To give a quick breakdown: "Supernovae" occur once a star consumes all of its hydrogen fuel for nuclear fusion, causing the core to contract into a neutron star or a stellar mass black hole. As this happens, the star violently chucks the remainder of its gas off into space in a brilliant explosion that seeds the interstellar medium with heavier elements. Prior to a massive star going supernova (this only occurs with stars that are much more massive than our sun), it would have fused lighter elements (such as hydrogen and helium) into heavier ones (up to and including iron,which is number 26 on the periodic table of elements). And as we all know, iron is in our blood. Hence, our bodies are literally made from the stuff of stars.

However, that's not where the story ends, which is kind of obvious as (if this were the full story) we would have no explanation for the sixty-six naturally occurring additional elements – those which have nuclei that contain anywhere from twenty-seven protons per nucleus [cobalt] through ninety-two protons per nucleus [uranium]. The list of these sixty-six elements includes such important nuclei like copper, silver, iridium, gold, mercury, and lead - as well as rare elements such as dysprosium, ytterbium and hafnium. Fortunately, we now know where the elements with a large number of protons came from -- the first fraction of a second following supernovae explosions!

When we look at the Universe as a whole, we find that all of the ‘high number’ elements are extremely rare – hydrogen and helium account for at least 99% of all the mass in the cosmos. While the heavier elements - those with three to twenty-six protons per nucleus (including carbon, nitrogen, oxygen, silicon, magnesium, aluminium, titanium, chromium, and iron) - have a total abundance of less than 1% of the combined mass of hydrogen and helium nuclei. But the total abundance of all the high number nuclei (those with atomic numbers exceeding twenty-six) don't reach even 1/thousandth of the mass of elements! When you look for these high number elements (e.g. silver, mercury, uranium) you are looking for the remnants of rare moments in the Universe -- the moments after the explosion of massive stars i.e. supernovae.

When the Earth formed, because of its close proximity to our parent star, the warmth of the sun evaporated almost all the hydrogen and helium in our vicinity. As a result of the sun’s warmth, the Earth contains a small trace of the two most abundant elements in the Universe.

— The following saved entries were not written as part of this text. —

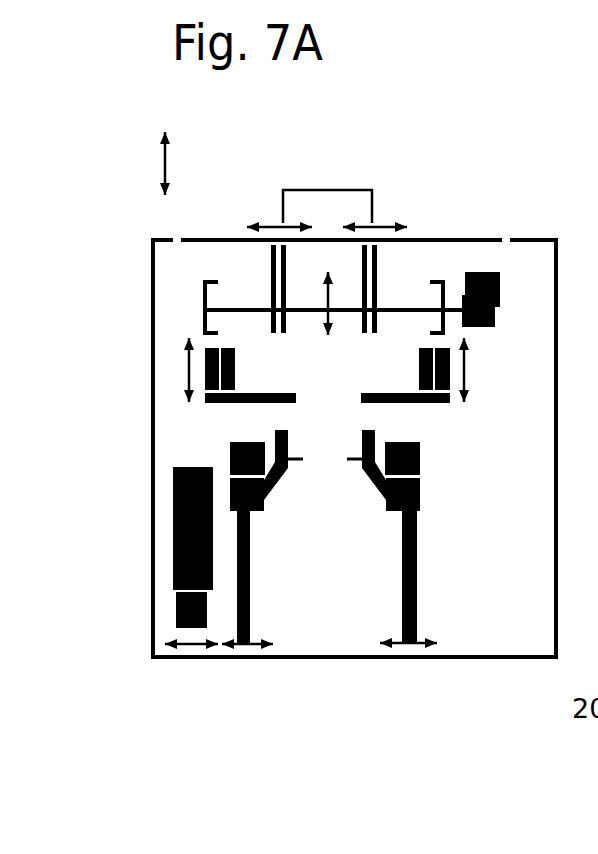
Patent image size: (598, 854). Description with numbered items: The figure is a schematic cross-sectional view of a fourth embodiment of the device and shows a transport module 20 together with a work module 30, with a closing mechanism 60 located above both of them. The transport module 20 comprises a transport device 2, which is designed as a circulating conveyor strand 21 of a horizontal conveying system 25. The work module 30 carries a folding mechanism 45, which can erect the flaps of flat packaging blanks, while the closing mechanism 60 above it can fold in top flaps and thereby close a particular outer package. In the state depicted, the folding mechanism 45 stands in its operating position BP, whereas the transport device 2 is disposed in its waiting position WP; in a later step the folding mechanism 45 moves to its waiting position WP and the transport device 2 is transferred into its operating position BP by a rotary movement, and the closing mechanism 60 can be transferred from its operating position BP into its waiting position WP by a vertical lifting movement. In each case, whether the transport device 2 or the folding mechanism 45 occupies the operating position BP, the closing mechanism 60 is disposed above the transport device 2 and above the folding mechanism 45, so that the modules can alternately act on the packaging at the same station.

The closing mechanism 60 is at (432, 150).
The transport device 2 is at (173, 497).
The circulating conveyor strand 21 is at (193, 528).
The horizontal conveying system 25 is at (168, 530).
The work module 30 is at (460, 537).
The folding mechanism 45 is at (352, 491).
The transport module 20 is at (170, 622).
The waiting position WP is at (155, 610).
The operating position BP is at (424, 458).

But the remaining elements were sufficiently heavy to avoid evaporation, and their abundances are much the same as the concentration of elements found in stars. Oxygen, carbon and nitrogen are predominant; silicon, magnesium, aluminium, sulphur, calcium, iron, and nickel appear only in sparse amounts. This isn’t the case with everything, as lead- which generally isn't regarded as being very rare -- has an abundance when compared to iron's by a factor of half a million, gold only one tenth of this, and uranium has one tenth the abundance of gold (meaning it's very rare).

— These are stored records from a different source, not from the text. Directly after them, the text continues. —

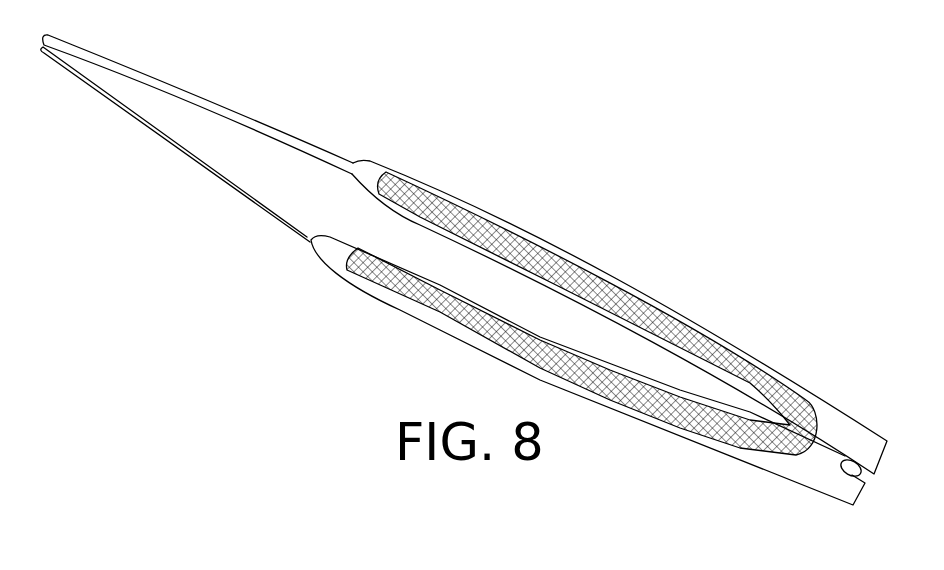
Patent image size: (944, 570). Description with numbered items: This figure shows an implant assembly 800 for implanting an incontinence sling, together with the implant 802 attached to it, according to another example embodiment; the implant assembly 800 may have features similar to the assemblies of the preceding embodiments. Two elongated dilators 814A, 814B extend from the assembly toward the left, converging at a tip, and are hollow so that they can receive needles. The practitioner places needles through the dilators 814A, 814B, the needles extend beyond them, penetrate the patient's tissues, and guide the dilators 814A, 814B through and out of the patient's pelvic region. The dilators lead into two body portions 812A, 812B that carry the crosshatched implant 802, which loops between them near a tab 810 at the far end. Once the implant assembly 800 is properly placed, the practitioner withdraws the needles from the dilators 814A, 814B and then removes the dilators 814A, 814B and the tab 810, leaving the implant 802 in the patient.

The implant assembly 800 is at (573, 212).
The implant 802 is at (530, 265).
The tab 810 is at (853, 476).
The upper head (body portion) 812A is at (857, 434).
The lower head (body portion) 812B is at (807, 473).
The dilator 814A is at (197, 100).
The dilator 814B is at (178, 147).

When we seek to mine any of the elements heavier than iron (nickel is typically made in small amounts with the fusion of nuclei into iron - but we will exclude this to avoid confusion) we are searching for the remnants of the sudden shocks that began the explosion of stars. From these brief outbursts, we must pry loose the elements we depend on for life. Of course, these elements are necessary because of their specific physical and chemical properties, and these properties arise from the nuclear structure of the element. Ultimately, these elements were assembled during a fraction of a second, their assemblage took place close to a newly collapse neutron star, and the elements were then blasted into space through the same furious process that made them --  a supernova explosion.

Fortunately, some of these elements happened to occupy the regions of an interstellar cloud that later became our Sun and its planets. And of the elements that made our planet, tiny fractions have temporarily become parts of our bodies. Every atom of oxygen, carbon, iron and the calcium in your bones was created in the core of a star. These nuclei not only connect with the stars and their history, they offer living proof that we would not be here without the stars that exploded to make the elements, which in turn, make us!